“Make it rain”, said the tweet posted by one of the handful of young founders who had been selected for the Lightning Lab accelerator programme in 2014. The accompanying image showed a bright spotlight shining through the silhouettes of a group of people standing on a stage.1 I had an immediate visceral reaction.
It was innocently intended to promote the upcoming “demo day” event that marked the end of the second iteration of that programme, run by CreativeHQ in Wellington. I imagine the photo was taken at the venue as the founders rehearsed their pitches. Getting on stage so soon after starting a new venture is incredibly brave, and they would have no doubt been buzzing with nervous excitement. So why was my response so negative?
Perhaps it was jet lag. I’d recently returned from a long trip to the US and Canada with Vaughan. I was deep in Vend, which had quickly soaked up all my time. I was learning all over again the stamina that a high-growth startup demands. No doubt it was partly frustration. I hated to see what I perceived to be the worst bits of Silicon Valley startup culture popping up in New Zealand, without any of the associated things that make the original great. After trying (and mostly failing) to “be more American”, meeting with investors in the US had taught me the value of highlighting our own competitive advantages. A small part of it was probably envy. I knew a long list of other worthy startups that would have loved to get even a fraction of the public attention that the Lightning Lab was soaking up. But mostly I just hated that metaphor. It was awful to see the founders who had completed this programme put on a pedestal so early, and then encouraged to parade like strippers asking a room full of investors to throw money at them. And it was discouraging, as a potential investor, to be commoditised and reduced to the equivalent of a stack of hundred dollar bills. It all felt gross.
I posted a response where I suggested that the mentors who were advising founders to approach investors in this way were “naive and wrong”. One who (reasonably enough) took offence at that description was Dave Moskovitz. He snapped back in comments on the NZ Tech Startup Eco-system Facebook group:2
It’s easy for Rowan Simpson to take pot-shots from the sidelines. He has no idea how many people slogged their guts out, both out front and behind the scenes, how many people have backed this effort over a number of years, just to help everyone lift their game and improve the general environment for startups in Wellington and NZ. I’ll pay more attention to what he says when I see more evidence of unselfish behaviour on his part.
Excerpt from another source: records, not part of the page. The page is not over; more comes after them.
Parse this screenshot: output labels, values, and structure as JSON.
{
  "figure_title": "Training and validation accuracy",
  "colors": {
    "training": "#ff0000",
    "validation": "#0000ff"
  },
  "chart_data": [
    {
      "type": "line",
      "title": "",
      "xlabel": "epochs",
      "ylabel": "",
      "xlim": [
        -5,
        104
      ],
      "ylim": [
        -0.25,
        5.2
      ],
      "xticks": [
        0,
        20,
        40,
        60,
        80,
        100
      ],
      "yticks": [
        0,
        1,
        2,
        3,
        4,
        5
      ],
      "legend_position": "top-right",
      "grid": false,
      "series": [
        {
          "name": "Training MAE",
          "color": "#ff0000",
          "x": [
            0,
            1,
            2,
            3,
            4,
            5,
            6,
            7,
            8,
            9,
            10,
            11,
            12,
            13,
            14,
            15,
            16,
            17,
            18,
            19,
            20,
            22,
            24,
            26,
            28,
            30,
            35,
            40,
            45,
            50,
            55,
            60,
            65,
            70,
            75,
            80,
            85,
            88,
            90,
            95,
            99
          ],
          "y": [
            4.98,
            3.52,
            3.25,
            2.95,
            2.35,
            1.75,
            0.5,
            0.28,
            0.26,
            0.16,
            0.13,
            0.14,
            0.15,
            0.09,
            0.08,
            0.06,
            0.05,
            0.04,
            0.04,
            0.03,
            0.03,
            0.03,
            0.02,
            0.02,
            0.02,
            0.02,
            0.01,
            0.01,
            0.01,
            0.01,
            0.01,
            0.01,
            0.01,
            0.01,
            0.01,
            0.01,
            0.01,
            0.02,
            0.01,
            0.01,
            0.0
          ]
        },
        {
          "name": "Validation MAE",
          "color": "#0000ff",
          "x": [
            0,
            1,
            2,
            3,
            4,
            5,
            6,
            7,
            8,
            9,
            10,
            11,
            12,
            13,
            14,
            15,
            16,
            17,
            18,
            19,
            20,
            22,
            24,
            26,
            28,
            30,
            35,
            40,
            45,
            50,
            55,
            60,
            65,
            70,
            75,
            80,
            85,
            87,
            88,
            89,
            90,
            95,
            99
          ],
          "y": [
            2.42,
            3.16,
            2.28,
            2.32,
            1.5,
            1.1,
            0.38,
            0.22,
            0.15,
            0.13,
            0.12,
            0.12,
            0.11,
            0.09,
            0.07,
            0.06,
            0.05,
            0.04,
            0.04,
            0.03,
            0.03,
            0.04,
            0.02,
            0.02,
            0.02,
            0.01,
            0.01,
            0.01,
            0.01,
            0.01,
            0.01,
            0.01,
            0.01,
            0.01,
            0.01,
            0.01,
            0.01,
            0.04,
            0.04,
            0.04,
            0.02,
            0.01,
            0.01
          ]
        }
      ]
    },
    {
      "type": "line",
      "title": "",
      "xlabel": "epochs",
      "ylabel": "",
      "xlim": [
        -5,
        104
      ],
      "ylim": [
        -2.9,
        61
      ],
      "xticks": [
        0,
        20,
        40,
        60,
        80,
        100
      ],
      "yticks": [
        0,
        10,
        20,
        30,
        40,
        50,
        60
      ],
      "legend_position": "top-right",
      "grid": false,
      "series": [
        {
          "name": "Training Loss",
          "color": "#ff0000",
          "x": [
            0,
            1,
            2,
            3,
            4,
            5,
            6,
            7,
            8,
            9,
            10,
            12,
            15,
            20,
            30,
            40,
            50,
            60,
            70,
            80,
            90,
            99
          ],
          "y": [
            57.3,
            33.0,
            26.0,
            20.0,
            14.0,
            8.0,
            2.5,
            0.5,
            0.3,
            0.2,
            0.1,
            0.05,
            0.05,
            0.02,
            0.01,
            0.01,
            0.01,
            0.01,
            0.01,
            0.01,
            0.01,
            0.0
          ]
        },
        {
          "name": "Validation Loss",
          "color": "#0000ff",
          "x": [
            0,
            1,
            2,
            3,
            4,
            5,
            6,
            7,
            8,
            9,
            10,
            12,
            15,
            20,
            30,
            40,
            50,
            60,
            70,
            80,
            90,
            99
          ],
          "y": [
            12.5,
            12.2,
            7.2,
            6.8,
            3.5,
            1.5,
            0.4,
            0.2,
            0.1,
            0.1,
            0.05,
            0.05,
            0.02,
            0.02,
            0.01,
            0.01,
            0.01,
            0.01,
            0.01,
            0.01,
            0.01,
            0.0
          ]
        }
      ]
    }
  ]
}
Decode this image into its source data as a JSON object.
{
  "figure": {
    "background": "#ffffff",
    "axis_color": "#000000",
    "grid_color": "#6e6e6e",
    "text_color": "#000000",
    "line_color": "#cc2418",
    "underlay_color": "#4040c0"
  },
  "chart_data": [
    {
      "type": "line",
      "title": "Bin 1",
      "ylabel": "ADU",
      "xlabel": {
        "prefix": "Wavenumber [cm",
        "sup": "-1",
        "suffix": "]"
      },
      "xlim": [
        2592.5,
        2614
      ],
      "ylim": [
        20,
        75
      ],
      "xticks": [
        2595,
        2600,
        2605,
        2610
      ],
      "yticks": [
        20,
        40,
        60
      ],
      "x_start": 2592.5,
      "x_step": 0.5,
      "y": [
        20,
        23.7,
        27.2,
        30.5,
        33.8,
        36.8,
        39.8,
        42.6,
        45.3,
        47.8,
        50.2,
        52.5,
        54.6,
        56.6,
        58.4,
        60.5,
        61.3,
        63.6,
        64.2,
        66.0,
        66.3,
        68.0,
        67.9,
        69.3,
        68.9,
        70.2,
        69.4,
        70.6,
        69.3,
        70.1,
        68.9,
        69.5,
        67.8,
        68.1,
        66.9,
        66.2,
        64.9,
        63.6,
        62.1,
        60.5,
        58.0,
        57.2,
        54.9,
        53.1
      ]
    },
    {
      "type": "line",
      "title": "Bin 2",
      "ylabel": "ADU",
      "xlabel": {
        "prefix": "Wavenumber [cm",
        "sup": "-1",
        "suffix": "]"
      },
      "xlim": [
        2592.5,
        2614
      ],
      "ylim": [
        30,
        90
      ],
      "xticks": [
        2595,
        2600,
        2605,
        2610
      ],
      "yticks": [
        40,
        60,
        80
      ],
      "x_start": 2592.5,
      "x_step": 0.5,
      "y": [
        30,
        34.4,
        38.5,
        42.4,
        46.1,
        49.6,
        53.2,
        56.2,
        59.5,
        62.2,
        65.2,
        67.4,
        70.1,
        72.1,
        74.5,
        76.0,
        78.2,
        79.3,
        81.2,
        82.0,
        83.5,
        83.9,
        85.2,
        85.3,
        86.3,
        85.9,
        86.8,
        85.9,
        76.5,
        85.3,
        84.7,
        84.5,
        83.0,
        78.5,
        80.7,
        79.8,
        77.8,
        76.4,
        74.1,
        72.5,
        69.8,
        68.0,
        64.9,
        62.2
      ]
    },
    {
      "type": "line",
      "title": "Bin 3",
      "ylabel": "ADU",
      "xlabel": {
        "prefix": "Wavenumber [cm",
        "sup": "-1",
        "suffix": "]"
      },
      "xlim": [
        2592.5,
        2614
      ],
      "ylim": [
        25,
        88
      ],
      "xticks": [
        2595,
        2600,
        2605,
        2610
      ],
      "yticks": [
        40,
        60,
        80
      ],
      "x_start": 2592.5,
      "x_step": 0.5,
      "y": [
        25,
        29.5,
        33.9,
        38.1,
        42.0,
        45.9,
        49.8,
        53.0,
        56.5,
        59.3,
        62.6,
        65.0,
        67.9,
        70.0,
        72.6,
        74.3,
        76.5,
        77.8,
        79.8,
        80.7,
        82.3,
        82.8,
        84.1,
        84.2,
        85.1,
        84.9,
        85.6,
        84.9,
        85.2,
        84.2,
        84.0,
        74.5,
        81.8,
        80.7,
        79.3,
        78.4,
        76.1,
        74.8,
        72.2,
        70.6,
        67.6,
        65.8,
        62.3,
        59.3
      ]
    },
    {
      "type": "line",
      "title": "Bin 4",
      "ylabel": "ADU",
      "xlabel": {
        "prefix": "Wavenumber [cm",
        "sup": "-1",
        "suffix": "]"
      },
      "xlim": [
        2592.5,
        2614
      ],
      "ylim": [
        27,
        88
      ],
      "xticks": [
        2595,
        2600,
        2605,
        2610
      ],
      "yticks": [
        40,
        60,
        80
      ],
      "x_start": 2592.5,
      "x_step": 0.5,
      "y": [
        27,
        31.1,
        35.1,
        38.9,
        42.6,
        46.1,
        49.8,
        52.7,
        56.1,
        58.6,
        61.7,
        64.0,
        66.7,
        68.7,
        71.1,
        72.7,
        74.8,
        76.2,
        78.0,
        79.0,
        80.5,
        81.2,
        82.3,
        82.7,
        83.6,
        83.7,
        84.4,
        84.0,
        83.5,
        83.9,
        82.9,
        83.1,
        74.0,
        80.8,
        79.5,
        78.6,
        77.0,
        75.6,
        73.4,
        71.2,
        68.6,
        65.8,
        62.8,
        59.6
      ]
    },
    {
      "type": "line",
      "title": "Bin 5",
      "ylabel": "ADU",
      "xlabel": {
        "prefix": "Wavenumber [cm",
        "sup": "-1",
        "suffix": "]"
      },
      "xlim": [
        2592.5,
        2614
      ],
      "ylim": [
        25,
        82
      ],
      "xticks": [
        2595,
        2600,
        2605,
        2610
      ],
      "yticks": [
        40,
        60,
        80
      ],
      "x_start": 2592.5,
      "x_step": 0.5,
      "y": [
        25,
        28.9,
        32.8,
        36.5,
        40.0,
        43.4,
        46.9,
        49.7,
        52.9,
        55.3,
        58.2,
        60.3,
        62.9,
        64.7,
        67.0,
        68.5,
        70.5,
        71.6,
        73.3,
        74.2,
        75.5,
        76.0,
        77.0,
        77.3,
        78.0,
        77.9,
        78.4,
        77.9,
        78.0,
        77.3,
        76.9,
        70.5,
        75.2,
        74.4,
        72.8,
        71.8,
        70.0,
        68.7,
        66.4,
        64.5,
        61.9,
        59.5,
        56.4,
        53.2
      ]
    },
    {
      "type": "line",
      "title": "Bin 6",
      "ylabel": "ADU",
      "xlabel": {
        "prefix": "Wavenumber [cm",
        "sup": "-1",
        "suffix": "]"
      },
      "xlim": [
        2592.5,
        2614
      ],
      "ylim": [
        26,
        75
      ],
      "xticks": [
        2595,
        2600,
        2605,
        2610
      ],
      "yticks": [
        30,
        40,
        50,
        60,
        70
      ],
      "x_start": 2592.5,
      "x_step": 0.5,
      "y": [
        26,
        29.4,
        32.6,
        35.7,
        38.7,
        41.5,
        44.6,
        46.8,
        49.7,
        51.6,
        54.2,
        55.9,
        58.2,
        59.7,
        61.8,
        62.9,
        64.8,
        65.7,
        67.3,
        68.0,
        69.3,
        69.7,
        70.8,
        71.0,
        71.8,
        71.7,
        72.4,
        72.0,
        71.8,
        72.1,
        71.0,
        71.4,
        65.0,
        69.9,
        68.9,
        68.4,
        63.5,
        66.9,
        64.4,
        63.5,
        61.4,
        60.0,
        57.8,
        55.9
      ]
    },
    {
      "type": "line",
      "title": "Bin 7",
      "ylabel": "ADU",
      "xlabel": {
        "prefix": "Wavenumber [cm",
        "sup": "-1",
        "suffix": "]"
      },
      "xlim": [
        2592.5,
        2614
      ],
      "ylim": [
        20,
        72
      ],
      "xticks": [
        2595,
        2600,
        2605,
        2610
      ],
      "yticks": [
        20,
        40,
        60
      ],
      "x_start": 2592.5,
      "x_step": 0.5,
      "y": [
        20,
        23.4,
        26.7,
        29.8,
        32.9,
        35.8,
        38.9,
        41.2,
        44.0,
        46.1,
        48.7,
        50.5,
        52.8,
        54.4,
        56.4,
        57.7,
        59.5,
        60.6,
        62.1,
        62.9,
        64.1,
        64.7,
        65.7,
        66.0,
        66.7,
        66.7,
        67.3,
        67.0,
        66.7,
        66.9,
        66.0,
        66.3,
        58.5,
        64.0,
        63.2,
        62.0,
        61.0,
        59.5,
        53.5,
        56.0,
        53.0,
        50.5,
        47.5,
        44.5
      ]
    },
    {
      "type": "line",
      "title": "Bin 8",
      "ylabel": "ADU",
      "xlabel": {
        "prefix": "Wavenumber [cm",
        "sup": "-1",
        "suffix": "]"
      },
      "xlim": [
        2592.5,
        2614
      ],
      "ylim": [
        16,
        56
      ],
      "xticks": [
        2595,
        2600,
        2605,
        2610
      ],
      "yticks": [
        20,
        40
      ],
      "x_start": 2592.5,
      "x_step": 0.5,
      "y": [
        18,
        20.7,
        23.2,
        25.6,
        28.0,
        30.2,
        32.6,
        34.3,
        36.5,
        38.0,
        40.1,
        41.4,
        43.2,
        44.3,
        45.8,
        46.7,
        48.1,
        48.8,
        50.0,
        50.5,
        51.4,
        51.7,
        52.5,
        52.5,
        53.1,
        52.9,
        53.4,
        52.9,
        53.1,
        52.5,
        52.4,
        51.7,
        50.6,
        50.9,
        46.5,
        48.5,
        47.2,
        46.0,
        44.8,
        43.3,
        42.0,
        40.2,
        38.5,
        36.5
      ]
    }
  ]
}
Ouch! While it stung to be branded a hater, it did force me to articulate specifically what I didn’t like about the efforts to “lift the general environment”. I was being dismissive, but he was wrong about my motivation. I was playing the ball, not the man. I was very aware of how much time and money he and many others had put in. I wasn’t trying to belittle that. I just didn’t think it was a good investment. My criticism wasn’t intended to drag anybody down, but rather to shine a spotlight on an alternative.
I’d decided to put all of my “selfish” energy into working with a small and carefully selected group of founders to quietly help them to grow their businesses. I wasn’t visible, apart from when I popped up to make seemingly critical comments like this, but the results have subsequently justified the conviction I had about the merits of my approach.